4.1 An Overview of Classification 1

  • Useful if the prediction target is categorical or qualitative, while regression is useful if the prediction target is numerical or continuous.
  • Classification computes the probability of the observation matching each available category, and then predicts the category with the highest probability.
  • Widely used classifiers:
    • Logistic regression.
    • Linear discriminant analysis.
    • K-nearest neighbors.
  • Other classifiers (more computer-intensive):
    • Generalized additive models.
    • Trees.
    • Random forests.
    • Boosting.
    • Support vector machines.
  • For binary qualitative response:
    • We can use the dummy variable (0/1) from linear regression to represent the qualitative response.
    • This works because if we flip the coding to (1/0) then the response will be the same as if we used the encoding (0/1) respectively.
    • The predictions using linear regression for binary qualitative response will be the same as linear discriminant analysis (LDA).

4.3 Logistic Regression

  • Logistic regression models the probability that the response Y belongs to a particular category, instead of modeling the response Y directly.
  • The logistic function:
    • It predicts the probability that Y belongs to a particular category.
    • It always outputs a number between 0 and 1.
    • It always outputs S-shaped curve.
\[ p(X) = \frac{e^{\beta_0 + \beta_1 X}}{1 + e^{\beta_0 + \beta_1 X}} \]
  • The odd:
    • Odd is the ratio of the probability of an event occurring to the probability of it not occurring.
    • Can take on any value between 0 and infinity.
\[ Odd(X) = \frac{p(X)}{1 - p(X)} = e^{\beta_0 + \beta_1 X} \]
  • The logit function:
    • It is the log of the odds.
\[ logit = log(Odd(X)) = log\left(\frac{p(X)}{1 - p(X)}\right) = \beta_0 + \beta_1 X \]
  • The minimum likelihood:
    • It is a method for estimating the coefficients in logistic regression.
    • The \(\beta_0\) and \(\beta_1\) are chosen to maximize the likelihood function below.
\[ \begin{aligned} l(\beta_0, \beta_1) &= \prod_{i:y_i=1} p(x_i) \prod_{i':y_{i'}=0} (1 - p(x_{i'})) \\ \end{aligned} \]

4.4 Linear Discriminant Analysis

  • It works as the linear regression for qualitative response, however it solves some of the problems of linear regression:
    • Linear regression estimates are unstable for well-separated classes.
    • If we have more than two response classes, linear regression becomes more complicated.
    • When n is small, linear regression is again unstable.
  • LDA use the Bayes theorem to estimate the probability of the response class.

4.4.4 Quadratic Discriminant Analysis

  • Quadratic discriminant analysis (QDA) provides an alternative quadratic approach to LDA,
  • The QDA (like LDA) classifier results from assuming that the observations from each class are drawn from a Gaussian distribution, and plugging estimates for the parameters into Bayes’ theorem in order to perform prediction.
  • However, unlike LDA, QDA assumes that each class has its own covariance matrix.
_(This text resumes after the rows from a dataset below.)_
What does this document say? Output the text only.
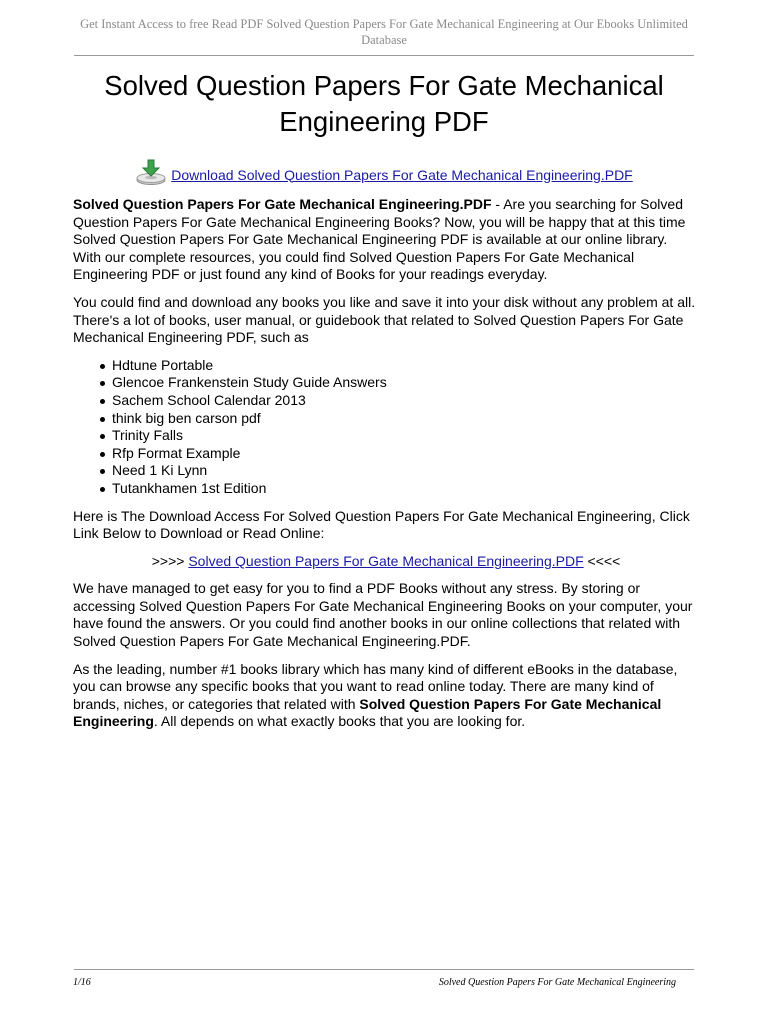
Get Instant Access to free Read PDF Solved Question Papers For Gate Mechanical Engineering at Our Ebooks Unlimited Database
Solved Question Papers For Gate Mechanical Engineering PDF
Download Solved Question Papers For Gate Mechanical Engineering.PDF

Solved Question Papers For Gate Mechanical Engineering.PDF - Are you searching for Solved Question Papers For Gate Mechanical Engineering Books? Now, you will be happy that at this time Solved Question Papers For Gate Mechanical Engineering PDF is available at our online library. With our complete resources, you could find Solved Question Papers For Gate Mechanical Engineering PDF or just found any kind of Books for your readings everyday.

You could find and download any books you like and save it into your disk without any problem at all. There's a lot of books, user manual, or guidebook that related to Solved Question Papers For Gate Mechanical Engineering PDF, such as

Hdtune Portable
Glencoe Frankenstein Study Guide Answers
Sachem School Calendar 2013
think big ben carson pdf
Trinity Falls
Rfp Format Example
Need 1 Ki Lynn
Tutankhamen 1st Edition

Here is The Download Access For Solved Question Papers For Gate Mechanical Engineering, Click Link Below to Download or Read Online:

>>>> Solved Question Papers For Gate Mechanical Engineering.PDF <<<<

We have managed to get easy for you to find a PDF Books without any stress. By storing or accessing Solved Question Papers For Gate Mechanical Engineering Books on your computer, your have found the answers. Or you could find another books in our online collections that related with Solved Question Papers For Gate Mechanical Engineering.PDF.

As the leading, number #1 books library which has many kind of different eBooks in the database, you can browse any specific books that you want to read online today. There are many kind of brands, niches, or categories that related with Solved Question Papers For Gate Mechanical Engineering. All depends on what exactly books that you are looking for.

1/16	Solved Question Papers For Gate Mechanical Engineering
4.5 A Comparison of Classification Methods

  • We compare Logistic Regression, LDA, QDA, and KNN.
  • In LDA, \(log(\frac{p_1(x)}{1- p_1(x)}) = \frac{log(p_1(x))}{p_2(x)} = c_0 + c_1x\) where \(c_0\) and \(c_1\) are functions of \(\mu_0\), \(\mu_1\), and \(\sigma^2\).
  • In logistic regression, \(log(\frac{p_1(x)}{1- p_1(x)}) = \beta_0 + \beta_1x\) where \(\beta_0\) and \(\beta_1\) are constants.
  • The difference is the way that \(m_0\), \(m_1\), and \(\beta_0\), \(beta_1\) are estimated.
  • \(\beta_0\) and \(\beta_1\) are estimated using maximum likelihood.
  • \(c_0\). \(c_1\) are estimated using the estimated mean and variance of normal distribution.

kNN(k-Nearest Neighbour) Algorithm in R 2

  • k nearest neighbors is a simple algorithm that stores all available cases and classifies new cases by a majority vote of its k neighbors.
  • This algorithms segregates unlabeled data points into well defined groups.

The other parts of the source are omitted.